Lebih menggiurkan karena terbebas dari pajak ekspor dan levy. Bagi korporasi terintegrasi hulu-hilir, mereka memiliki fleksibilitas untuk mengalirkan CPO produksi sendiri atau membeli dari perkebunan independen atau milik rakyat secara relatif lebih banyak ke unit produksi biodiesel dibandingkan ke unit produksi industri pangan (Basri dkk, 2023). Ketika porsi CPO lebih banyak terserap untuk biodiesel, implikasinya adalah porsi untuk pangan semakin berkurang.
Dampak lanjutannya, berbagai produk pangan olahan, terutama minyak goreng, akan terancam. Situasi yang tidak pasti ini berpotensi menyebabkan minyak goreng menjadi langka atau harganya melonjak tinggi, seperti gejolak pada tahun 2021—2022. Saat itu negara yang diwakili oleh pemerintah tidak mampu memulihkan kekacauan tata niaga minyak goreng. Perusahaan raksasa perkebunan kelapa sawit yang terintegrasi dari hulu ke hilir leluasa mendikte pasar.
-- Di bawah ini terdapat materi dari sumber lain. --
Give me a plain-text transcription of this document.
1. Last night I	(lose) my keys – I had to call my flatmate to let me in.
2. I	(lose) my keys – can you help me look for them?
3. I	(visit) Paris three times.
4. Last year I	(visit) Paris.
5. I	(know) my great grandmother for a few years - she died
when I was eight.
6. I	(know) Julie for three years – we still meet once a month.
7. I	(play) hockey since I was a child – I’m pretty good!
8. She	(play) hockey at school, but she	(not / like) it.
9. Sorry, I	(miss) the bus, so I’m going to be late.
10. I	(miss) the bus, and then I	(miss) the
Memang ada kebijakan kewajiban pasar domestik (DMO) CPO bagi para eksportir. Hasil DMO CPO digunakan untuk memproduksi MinyaKita. Namun, kebijakan DMO dinilai rendah efektivitasnya, terbukti sampai saat ini harga MinyaKita masih berada di atas harga eceran tertinggi, yaitu Rp15.700/liter. Untuk memastikan akses kelompok miskin/berpenghasilan rendah dan UMKM terhadap minyak goreng, sebaiknya dilakukan subsidi melalui transfer tunai.
Dalam jangka menengah hingga panjang, harus ada upaya serius untuk menggeser dominasi pabrik minyak goreng swasta yang terintegrasi hulu-hilir menjadi pabrik minyak goreng rakyat (dan BUMN). Dengan penguasaan lahan sawit sebesar 42,29% oleh rakyat, ini bisa dijadikan basis untuk memperkuat pabrik minyak goreng mini yang berbasis rakyat.